И он дождался. Вид Шурочки, скорчившейся на солнечной мостовой рядом с опустевшей коляской, вид этой бедной улитки, выдернутой из своего домика наружу, выволоченной из своей ниши, откуда она радовалась жизни, потряс и отрезвил меня. Оказалось, что весь этот блеск внешнего мира, все эти радужные фонтанчики, усыпанные красным песком скверы, синие троллейбусы, зеленые автомобили, похожие на резвых жучков, весь этот праздничный шум расширяющегося пространства — все, все это таило в себе угрозу, было чревато смертью. Сквозь сверкающую оболочку я вдруг увидел острый крючок, ищущий подцепить меня, выдернуть наружу, уложить в дубовый ящик на обеденном столе. Я уже не понимал, как мог так глупо, так безрассудно довериться этому коварно разноцветному миру, поддаться обаянию его благосклонности ко мне, позволить усыпить мою бдительность и выманить из тайной ниши наружу, отвратив мое внимание от ласкового товарища моих одиноких игр! Какая глупость, какая неосмотрительность, какая самонадеянность слабой улитки!
И я стал искать возможность остаться с ним в квартире наедине.
Это было непросто, потому что днем мать обычно бывала дома — она не работала, отцовский заработок позволял это, — а если и выходила в магазин, то, как правило, выпроваживала меня во двор. А вечером приходил отец, долго и плотно ужинал в столовой — кухню он не признавал, — а потом все трое мы усаживались на большой диван для общесемейного ритуального созерцания телевизора. Иногда к нам еще присоединялся сосед-железнодорожник, и тогда в комнате становилось шумно, поскольку молча внимать происходящему на экране ни отец, ни железнодорожник были не способны: они обменивались комментариями, то выражая бурное негодование при виде разгона демонстрантов в Америке, то гордо приосаниваясь, когда показывали запуск новой советской электростанции. Так что никакой возможности уединиться у меня не было. Но я был терпелив...

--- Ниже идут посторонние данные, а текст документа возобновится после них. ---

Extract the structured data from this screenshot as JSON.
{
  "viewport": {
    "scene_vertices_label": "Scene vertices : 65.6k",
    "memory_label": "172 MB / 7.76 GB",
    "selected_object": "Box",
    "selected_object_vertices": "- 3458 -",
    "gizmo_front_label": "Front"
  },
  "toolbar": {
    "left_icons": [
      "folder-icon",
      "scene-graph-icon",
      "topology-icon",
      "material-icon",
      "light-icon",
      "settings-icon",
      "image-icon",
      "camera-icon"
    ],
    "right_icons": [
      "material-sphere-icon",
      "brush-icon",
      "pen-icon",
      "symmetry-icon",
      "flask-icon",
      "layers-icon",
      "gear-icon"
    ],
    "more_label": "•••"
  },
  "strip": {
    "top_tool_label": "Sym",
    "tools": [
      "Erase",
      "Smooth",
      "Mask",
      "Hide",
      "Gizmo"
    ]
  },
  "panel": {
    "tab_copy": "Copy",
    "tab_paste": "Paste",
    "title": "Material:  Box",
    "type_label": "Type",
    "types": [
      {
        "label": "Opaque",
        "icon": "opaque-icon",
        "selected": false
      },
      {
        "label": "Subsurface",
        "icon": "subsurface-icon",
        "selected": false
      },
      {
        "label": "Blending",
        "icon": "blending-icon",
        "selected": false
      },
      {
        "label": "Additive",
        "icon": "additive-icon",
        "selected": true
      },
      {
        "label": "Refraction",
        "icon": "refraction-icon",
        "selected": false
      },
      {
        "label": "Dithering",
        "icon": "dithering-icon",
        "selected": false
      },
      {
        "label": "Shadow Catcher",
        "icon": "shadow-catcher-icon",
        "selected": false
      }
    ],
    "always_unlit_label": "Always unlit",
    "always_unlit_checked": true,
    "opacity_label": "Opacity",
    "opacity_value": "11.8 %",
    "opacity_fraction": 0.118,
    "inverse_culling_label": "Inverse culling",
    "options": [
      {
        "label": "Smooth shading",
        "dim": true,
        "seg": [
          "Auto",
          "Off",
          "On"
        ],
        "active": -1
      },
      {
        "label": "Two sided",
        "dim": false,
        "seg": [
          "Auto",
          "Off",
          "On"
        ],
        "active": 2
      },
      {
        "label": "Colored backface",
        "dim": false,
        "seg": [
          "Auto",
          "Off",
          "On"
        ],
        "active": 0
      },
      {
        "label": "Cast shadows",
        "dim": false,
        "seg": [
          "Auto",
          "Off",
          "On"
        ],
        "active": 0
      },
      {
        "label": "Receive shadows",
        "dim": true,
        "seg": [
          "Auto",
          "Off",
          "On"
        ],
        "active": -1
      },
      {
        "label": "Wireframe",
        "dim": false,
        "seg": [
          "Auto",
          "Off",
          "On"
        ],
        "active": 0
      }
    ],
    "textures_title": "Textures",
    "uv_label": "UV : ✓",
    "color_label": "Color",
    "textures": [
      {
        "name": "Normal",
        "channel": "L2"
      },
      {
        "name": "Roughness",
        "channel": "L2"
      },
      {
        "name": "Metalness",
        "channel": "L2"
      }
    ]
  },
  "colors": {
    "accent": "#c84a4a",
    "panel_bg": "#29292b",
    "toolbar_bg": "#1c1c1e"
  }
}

...В тот день мать опять затеяла большую стирку. Отец был на работе, сосед — в очередном рейсе. Я еле дождался, когда же она наконец все достирает, докипятит и отправится во двор развешивать белье. Как назло, у нее в тот день побаливала рука, и она стирала медленно, стараясь не делать слишком энергичных движений, чтобы не натрудить руку. Нетерпение мое возрастало, я все время крутился около нее и даже, что уже было совсем непохоже на меня, пытался предложить свою помощь. Но она отмахивалась, говоря, что стирка не мужское дело. В какой-то момент даже возник риск, что меня отправят гулять. После очередного «мам, давай я тебе помогу» она вдруг разогнулась, вынула руку из таза, стряхнула с нее мыльную пену и, пригладив упавшую ей на глаза прядь, повернулась ко мне. Не знаю, что выражало мое лицо, но она вдруг озабоченно вгляделась в меня и сказала: «Боже, чего это ты такой бледный? Шел бы ты во двор». — «У меня голова болит, я лучше полежу», — не своим голосом ответил я и поспешно ретировался в столовую. Там я улегся на диван, подсунул себе под голову маленькую подушку с вышитым на ней огненно-красным петухом и сделал мученическое лицо на случай, если мать вдруг вздумала бы заглянуть в комнату. Впрочем, я мог бы и не делать такого лица, поскольку от нетерпения у меня и впрямь разболелась голова. А мать все гремела в ванной тазами, шумно пускала воду из крана и тяжело шлепала белье о стиральную доску. В голове у меня тоже начало что-то постукивать, как будто огненный петух просунул из подушки свой клюв и ритмично колотил меня по виску.
Наконец входная дверь хлопнула, я вскочил с дивана и бросился к окну. Через пару минут во дворе появилась мать. Сгибаясь под тяжестью двух ведер, доверху наполненных скрученным бельем, с ожерельем из деревянных прищепок на шее, она двинулась в сторону детской площадки, чуть поодаль от которой были натянуты бельевые веревки, на коих уже красовались чьи-то исполинские черные трусы, розовая комбинация и пара голубых женских лифчиков. Я был свободен!
...В спальне стоял душный розовый полусумрак. Занавески на окне были задернуты, но не очень плотно, и сквозь щель между ними просачивались жидкие лучи, дрожали на паркете и воспламеняли алые китайские покрывала на кроватях, недавно купленных отцом в ознаменование присвоения ему звания подполковника. Большое прямоугольное зеркало, укрепленное над туалетным столиком, отражало распластавшуюся на нем в полушпагате фарфоровую балерину Уланову, томно грезящую о чем-то с закрытыми глазами, и выстроившихся гуськом, по росту — от самого большого до самого маленького — семерых мраморных слоников.